Darius Brubeck

LORRAI MARCELLO

Darius Brubeck

Il pianista, figlio di Dave, ha creato in Sudafrica un dipartimento per lo studio del jazz. Anche in pieno apartheid i seminari erano frequentati da bianchi e neri. Dal 1989 suona con il gruppo Afro Cool Concept in cui si mescolano accenti ritmici diversissimi tra loro. "Nel nostro paese la musica tradizionale costantemente si fonde con la mbaqanga, il suono vocale delle chiese, e il pop africano. Questo fa la differenza"

L. O. -

D arius Brubeck (pianista e figlio dell'arcinoto Dave) ha fatto nascere nel 1983 presso l'università di Natal (a Durban) il primo dipartimento ufficiale per lo studio del jazz della Repubblica Sudafricana, aperto a tutti gli studenti anche quando vigeva il regime dell'apartheid.
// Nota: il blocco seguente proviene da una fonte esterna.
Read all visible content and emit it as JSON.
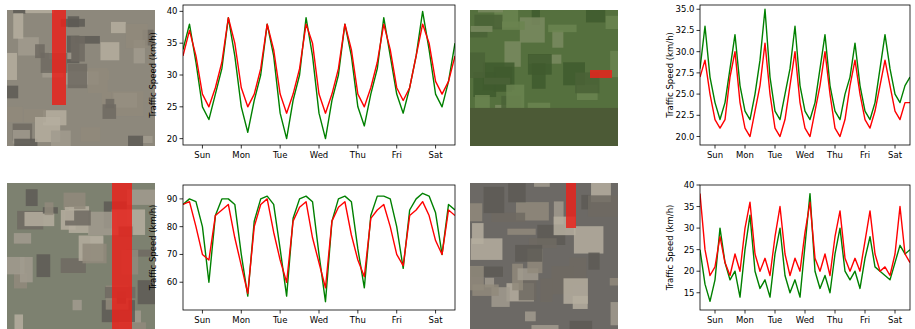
{
  "chart_data": [
    {
      "type": "line",
      "y_label": "Traffic Speed (km/h)",
      "x": [
        0,
        4,
        8,
        12,
        16,
        20,
        24,
        28,
        32,
        36,
        40,
        44,
        48,
        52,
        56,
        60,
        64,
        68,
        72,
        76,
        80,
        84,
        88,
        92,
        96,
        100,
        104,
        108,
        112,
        116,
        120,
        124,
        128,
        132,
        136,
        140,
        144,
        148,
        152,
        156,
        160,
        164,
        168
      ],
      "xlim": [
        0,
        168
      ],
      "xticks": [
        {
          "value": 12,
          "label": "Sun"
        },
        {
          "value": 36,
          "label": "Mon"
        },
        {
          "value": 60,
          "label": "Tue"
        },
        {
          "value": 84,
          "label": "Wed"
        },
        {
          "value": 108,
          "label": "Thu"
        },
        {
          "value": 132,
          "label": "Fri"
        },
        {
          "value": 156,
          "label": "Sat"
        }
      ],
      "ylim": [
        19,
        41
      ],
      "yticks": [
        20,
        25,
        30,
        35,
        40
      ],
      "series": [
        {
          "color": "#008000",
          "values": [
            34,
            38,
            32,
            25,
            23,
            27,
            31,
            39,
            33,
            25,
            21,
            26,
            30,
            38,
            33,
            24,
            20,
            26,
            30,
            39,
            33,
            24,
            20,
            26,
            30,
            38,
            33,
            25,
            22,
            27,
            31,
            39,
            33,
            27,
            24,
            28,
            33,
            40,
            34,
            27,
            25,
            29,
            35
          ]
        },
        {
          "color": "#ff0000",
          "values": [
            33,
            37,
            33,
            27,
            25,
            28,
            32,
            39,
            35,
            28,
            25,
            27,
            31,
            38,
            34,
            27,
            24,
            27,
            31,
            38,
            35,
            27,
            24,
            27,
            31,
            38,
            34,
            27,
            25,
            28,
            32,
            38,
            34,
            28,
            26,
            28,
            33,
            38,
            35,
            29,
            27,
            29,
            33
          ]
        }
      ]
    },
    {
      "type": "line",
      "y_label": "Traffic Speed (km/h)",
      "x": [
        0,
        4,
        8,
        12,
        16,
        20,
        24,
        28,
        32,
        36,
        40,
        44,
        48,
        52,
        56,
        60,
        64,
        68,
        72,
        76,
        80,
        84,
        88,
        92,
        96,
        100,
        104,
        108,
        112,
        116,
        120,
        124,
        128,
        132,
        136,
        140,
        144,
        148,
        152,
        156,
        160,
        164,
        168
      ],
      "xlim": [
        0,
        168
      ],
      "xticks": [
        {
          "value": 12,
          "label": "Sun"
        },
        {
          "value": 36,
          "label": "Mon"
        },
        {
          "value": 60,
          "label": "Tue"
        },
        {
          "value": 84,
          "label": "Wed"
        },
        {
          "value": 108,
          "label": "Thu"
        },
        {
          "value": 132,
          "label": "Fri"
        },
        {
          "value": 156,
          "label": "Sat"
        }
      ],
      "ylim": [
        19,
        35.5
      ],
      "yticks": [
        {
          "value": 20,
          "label": "20.0"
        },
        {
          "value": 22.5,
          "label": "22.5"
        },
        {
          "value": 25,
          "label": "25.0"
        },
        {
          "value": 27.5,
          "label": "27.5"
        },
        {
          "value": 30,
          "label": "30.0"
        },
        {
          "value": 32.5,
          "label": "32.5"
        },
        {
          "value": 35,
          "label": "35.0"
        }
      ],
      "series": [
        {
          "color": "#008000",
          "values": [
            28,
            33,
            27,
            24,
            22,
            24,
            28,
            32,
            26,
            23,
            22,
            25,
            29,
            35,
            27,
            23,
            22,
            25,
            28,
            33,
            26,
            23,
            22,
            24,
            28,
            32,
            26,
            23,
            22,
            25,
            27,
            31,
            26,
            23,
            22,
            24,
            28,
            32,
            28,
            25,
            24,
            26,
            27
          ]
        },
        {
          "color": "#ff0000",
          "values": [
            27,
            29,
            25,
            22,
            21,
            22,
            27,
            30,
            24,
            21,
            20,
            23,
            26,
            31,
            25,
            21,
            20,
            22,
            26,
            30,
            24,
            21,
            20,
            23,
            26,
            30,
            25,
            21,
            20,
            22,
            26,
            29,
            25,
            22,
            21,
            23,
            26,
            29,
            26,
            23,
            22,
            24,
            24
          ]
        }
      ]
    },
    {
      "type": "line",
      "y_label": "Traffic Speed (km/h)",
      "x": [
        0,
        4,
        8,
        12,
        16,
        20,
        24,
        28,
        32,
        36,
        40,
        44,
        48,
        52,
        56,
        60,
        64,
        68,
        72,
        76,
        80,
        84,
        88,
        92,
        96,
        100,
        104,
        108,
        112,
        116,
        120,
        124,
        128,
        132,
        136,
        140,
        144,
        148,
        152,
        156,
        160,
        164,
        168
      ],
      "xlim": [
        0,
        168
      ],
      "xticks": [
        {
          "value": 12,
          "label": "Sun"
        },
        {
          "value": 36,
          "label": "Mon"
        },
        {
          "value": 60,
          "label": "Tue"
        },
        {
          "value": 84,
          "label": "Wed"
        },
        {
          "value": 108,
          "label": "Thu"
        },
        {
          "value": 132,
          "label": "Fri"
        },
        {
          "value": 156,
          "label": "Sat"
        }
      ],
      "ylim": [
        50,
        95
      ],
      "yticks": [
        60,
        70,
        80,
        90
      ],
      "series": [
        {
          "color": "#008000",
          "values": [
            88,
            90,
            89,
            80,
            60,
            84,
            90,
            90,
            88,
            70,
            55,
            82,
            90,
            91,
            88,
            72,
            55,
            83,
            90,
            91,
            89,
            70,
            53,
            82,
            90,
            91,
            89,
            72,
            58,
            84,
            91,
            91,
            90,
            80,
            65,
            86,
            90,
            92,
            91,
            85,
            70,
            88,
            86
          ]
        },
        {
          "color": "#ff0000",
          "values": [
            88,
            89,
            80,
            70,
            68,
            84,
            86,
            88,
            76,
            66,
            56,
            80,
            88,
            90,
            78,
            68,
            60,
            82,
            87,
            89,
            76,
            67,
            58,
            82,
            87,
            89,
            77,
            68,
            62,
            83,
            86,
            88,
            80,
            70,
            66,
            84,
            86,
            89,
            84,
            75,
            70,
            86,
            84
          ]
        }
      ]
    },
    {
      "type": "line",
      "y_label": "Traffic Speed (km/h)",
      "x": [
        0,
        4,
        8,
        12,
        16,
        20,
        24,
        28,
        32,
        36,
        40,
        44,
        48,
        52,
        56,
        60,
        64,
        68,
        72,
        76,
        80,
        84,
        88,
        92,
        96,
        100,
        104,
        108,
        112,
        116,
        120,
        124,
        128,
        132,
        136,
        140,
        144,
        148,
        152,
        156,
        160,
        164,
        168
      ],
      "xlim": [
        0,
        168
      ],
      "xticks": [
        {
          "value": 12,
          "label": "Sun"
        },
        {
          "value": 36,
          "label": "Mon"
        },
        {
          "value": 60,
          "label": "Tue"
        },
        {
          "value": 84,
          "label": "Wed"
        },
        {
          "value": 108,
          "label": "Thu"
        },
        {
          "value": 132,
          "label": "Fri"
        },
        {
          "value": 156,
          "label": "Sat"
        }
      ],
      "ylim": [
        11,
        40
      ],
      "yticks": [
        15,
        20,
        25,
        30,
        35,
        40
      ],
      "series": [
        {
          "color": "#008000",
          "values": [
            25,
            17,
            13,
            18,
            30,
            22,
            18,
            20,
            14,
            25,
            33,
            20,
            16,
            18,
            14,
            24,
            30,
            19,
            15,
            18,
            14,
            26,
            38,
            20,
            16,
            19,
            15,
            24,
            30,
            20,
            18,
            20,
            16,
            23,
            28,
            21,
            20,
            19,
            18,
            22,
            26,
            24,
            25
          ]
        },
        {
          "color": "#ff0000",
          "values": [
            38,
            25,
            19,
            21,
            28,
            22,
            19,
            24,
            20,
            30,
            36,
            24,
            20,
            23,
            19,
            28,
            35,
            24,
            19,
            23,
            20,
            29,
            36,
            23,
            20,
            24,
            19,
            28,
            34,
            23,
            20,
            23,
            20,
            27,
            34,
            24,
            20,
            21,
            19,
            24,
            35,
            24,
            22
          ]
        }
      ]
    }
  ]
}
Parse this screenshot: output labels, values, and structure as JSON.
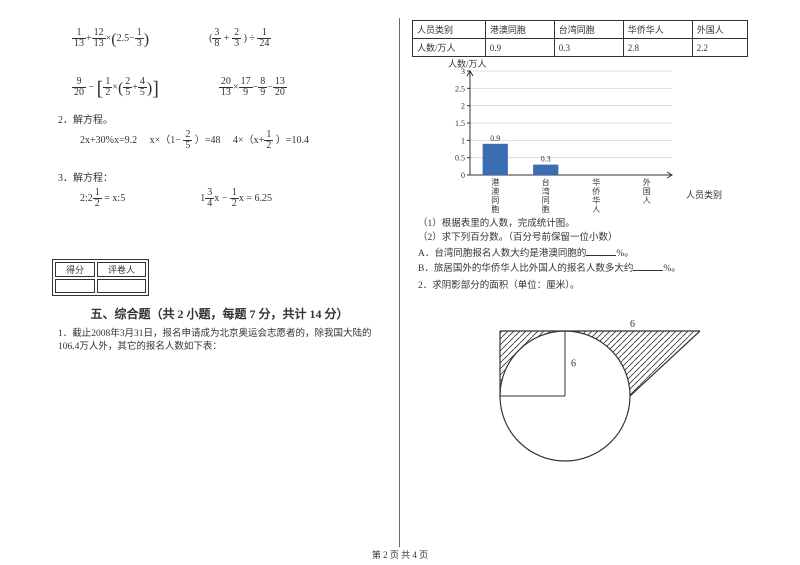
{
  "left": {
    "expr1a": "1/13 + 12/13 × (2.5 − 1/3)",
    "expr1b": "(3/8 + 2/3) ÷ 1/24",
    "expr2a": "9/20 − [1/2 × (2/5 + 4/5)]",
    "expr2b": "20/13 × 17/9 − 8/9 − 13/20",
    "p2label": "2．解方程。",
    "eq2a": "2x+30%x=9.2",
    "eq2b": "x×（1− 2/5 ）=48",
    "eq2c": "4×（x+ 1/2 ）=10.4",
    "p3label": "3．解方程：",
    "eq3a": "2:2 1/2 = x:5",
    "eq3b": "1 3/4 x − 1/2 x = 6.25",
    "scoreHeaders": [
      "得分",
      "评卷人"
    ],
    "sectionTitle": "五、综合题（共 2 小题，每题 7 分，共计 14 分）",
    "para1": "1．截止2008年3月31日，报名申请成为北京奥运会志愿者的，除我国大陆的106.4万人外，其它的报名人数如下表："
  },
  "right": {
    "table": {
      "headers": [
        "人员类别",
        "港澳同胞",
        "台湾同胞",
        "华侨华人",
        "外国人"
      ],
      "row": [
        "人数/万人",
        "0.9",
        "0.3",
        "2.8",
        "2.2"
      ]
    },
    "chart": {
      "yTitle": "人数/万人",
      "xTitle": "人员类别",
      "yTicks": [
        "0",
        "0.5",
        "1",
        "1.5",
        "2",
        "2.5",
        "3"
      ],
      "ymax": 3,
      "categories": [
        "港澳同胞",
        "台湾同胞",
        "华侨华人",
        "外国人"
      ],
      "values": [
        0.9,
        0.3,
        null,
        null
      ],
      "barColor": "#3b6db3",
      "gridColor": "#bfbfbf",
      "axisColor": "#333333",
      "bgColor": "#ffffff"
    },
    "q1": "（1）根据表里的人数，完成统计图。",
    "q2": "（2）求下列百分数。（百分号前保留一位小数）",
    "qA": "A．台湾同胞报名人数大约是港澳同胞的",
    "qApct": "%。",
    "qB": "B．旅居国外的华侨华人比外国人的报名人数多大约",
    "qBpct": "%。",
    "para2": "2．求阴影部分的面积（单位：厘米）。",
    "diagram": {
      "topLabel": "6",
      "radiusLabel": "6",
      "circleStroke": "#333333",
      "hatchStroke": "#333333"
    }
  },
  "footer": "第 2 页 共 4 页"
}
"Il programma di studi jazzistici - ha raccontato durante un'intervista realizzata a Roma tempo fa, poco prima che il gruppo Afro Cool Concept si esibisse al 'Jazz & Image festival' - ha avuto un immediato successo perché questi giovani suonano veramente bene, alcuni sin dal primo giorno. Per diminuire le differenze economiche nel background degli studenti e per trovare ingaggi e supportare i nostri allievi abbiamo dato vita al Center for Jazz and Popular Music (1989), al di fuori del dipartimento".

"L'università rilascia diplomi ed è sede di esami mentre il Centro coordina le attività per rendere possibile agli studenti i primi passi nell'ambiente musicale. Essendo il centro membro dell' organizzazione internazionale dei jazz educators abbiamo partecipato a meeting all'estero anche durante i tempi dell'apartheid. Ci siamo recati negli Usa con un gruppo multirazziale, e questo è stato molto importante. Alcuni studenti e docenti (come il batterista Lulu Gontsana, presente alla conversazione ndr) hanno avuto una vetrina internazionale".

Anche così si sono fatti conoscere i nuovi talenti del jazz sudafricano come il sassofonista Zim Neqawana, i pianisti Bheki Mseleku e Moses Molelekwa, il chitarrista Bheki Khosa. Dal 1989 Brubeck, dopo varie collaborazioni, ha costituito il gruppo stabile Afro Cool Concept (con il sassofonista Barney Rachabane, il contrabbassista Victor Ntoni - sostituito in tempi recenti dal giovane virtuoso Bongani Sokhela - e il batterista Gontsana).

Nella formazione si integrano le trazioni percussive sudafricane e i pattern ritmici del jazz. "Io parlo inglese - spiega il pianista - come molti sudafricani ma abbiamo differenti accenti. Le lingue esistono per comunicare è così avviene con il jazz. Ci sono differenze per ciò che riguarda gli accenti tra jazz americano e sudafricano, che è una combinazione di musiche che esistevano prima dell'influenza afroamericana. Rachabane è un virtuoso del suo strumento. Può suonare tranquillamente bebop, "Night In Tunisia" o "Cherokee", a tempo veloce e senza problemi ma il suo stile sassofonistico è diverso da quello americano".

Lulu Gontsana ascolta in silenzio ma interviene quando gli viene chiesto se i grandi jazzmen sudafricani esuli (Louis Moholo, Mongezi Feza, Johnny Dyani, Dudu Pukwana, Harry Miller, Chris McGregor, Abdullah Ibrahim...) hanno lasciato un'eredità sonora conosciuta dai giovani jazzisti.

"Anche ai giorni d'oggi - dice il batterista - ai concerti jazz si eseguono brani di Pukwana, Feza o McGregor, perché senza di loro non ci sarebbe il jazz sudafricano e il loro spirito e la loro influenza vivono ancora nel nostro paese".

"E' chiaro - precisa Brubeck - che c'è un certo gap generazionale e che il free jazz che tanto importante fu per quegli esuli nel creare una grande musica, anche rivoluzionaria, ha avuto pochissima diffusione in Sudafrica. Qui il jazz è un processo di creazione particolare. Ascoltate una band sudafricana: avrete una magnifica combinazione di talento e tensione emotiva dove il jazz - come linguaggio di massima apertura - si fonde con la mbaqanga, la musica vocale delle chiese, il pop africano". Una musica talmente bella che, insieme a motivi personali, ha trattenuto Darius Brubeck in Sudafrica con mille progetti, tra cui una sorta di real-book con le più significative composizioni dei jazzmen sudafricani. Lo spirito degli esuli - tutti scomparsi tranne Louis Moholo - è ancora vivo.